The bill proposes extensive reforms to the governance and structure of the State Health Benefits Commission (SHBC) in New Jersey, expanding its membership from five to eleven, which includes key state officials and appointees from public employee organizations. It establishes specific qualifications and terms for members, emphasizing experience in health insurance administration. The bill also allows the commission to hire independent legal counsel in conflict situations and mandates the publication of an annual report on the health benefits program's fiscal transactions. Additionally, it eliminates the State Health Benefits Plan Design Committee, transferring its responsibilities to the SHBC, which will now oversee health plans, conduct audits, and resolve disputes through a neutral arbitrator if necessary.

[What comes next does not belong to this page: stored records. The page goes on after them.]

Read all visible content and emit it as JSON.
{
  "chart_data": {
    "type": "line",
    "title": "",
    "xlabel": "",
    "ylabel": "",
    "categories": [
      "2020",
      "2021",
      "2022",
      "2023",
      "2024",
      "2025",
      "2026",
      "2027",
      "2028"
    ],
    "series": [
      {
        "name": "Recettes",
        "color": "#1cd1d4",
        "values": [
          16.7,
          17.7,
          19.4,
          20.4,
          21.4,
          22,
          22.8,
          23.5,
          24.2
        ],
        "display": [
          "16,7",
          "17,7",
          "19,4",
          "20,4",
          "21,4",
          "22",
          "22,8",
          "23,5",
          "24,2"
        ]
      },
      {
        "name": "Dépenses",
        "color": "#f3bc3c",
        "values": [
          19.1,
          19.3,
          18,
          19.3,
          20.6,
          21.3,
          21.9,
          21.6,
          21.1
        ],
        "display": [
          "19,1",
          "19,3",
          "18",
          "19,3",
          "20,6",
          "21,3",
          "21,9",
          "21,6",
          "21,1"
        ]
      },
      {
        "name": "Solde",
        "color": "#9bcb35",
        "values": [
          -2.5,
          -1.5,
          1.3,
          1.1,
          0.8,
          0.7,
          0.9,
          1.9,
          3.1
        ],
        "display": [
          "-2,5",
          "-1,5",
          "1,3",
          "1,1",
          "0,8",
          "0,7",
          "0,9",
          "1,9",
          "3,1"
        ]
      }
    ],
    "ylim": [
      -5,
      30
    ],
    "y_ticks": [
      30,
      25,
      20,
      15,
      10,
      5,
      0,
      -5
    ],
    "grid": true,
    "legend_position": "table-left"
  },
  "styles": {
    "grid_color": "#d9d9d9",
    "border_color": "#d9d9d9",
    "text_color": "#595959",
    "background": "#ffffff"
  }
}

Moreover, the bill introduces new requirements for the State Health Benefits Program (SHBP), including a mandate for annual reviews of claims and the selection of only five specific health plans for employees and retirees, while terminating other options for non-Medicare-eligible individuals. It outlines a structured contribution rate system based on salary, ensuring that long-serving employees and certain retirees are not subject to increased rates. The bill also establishes a framework for managing health plan premiums, requiring the commission to assess premium costs against a defined baseline and implement escalators or de-escalators for employee contributions based on these assessments. Public employers not participating in the SHBP are encouraged to negotiate comparable health plans and must decide on SHBP participation within a year of the bill's enactment.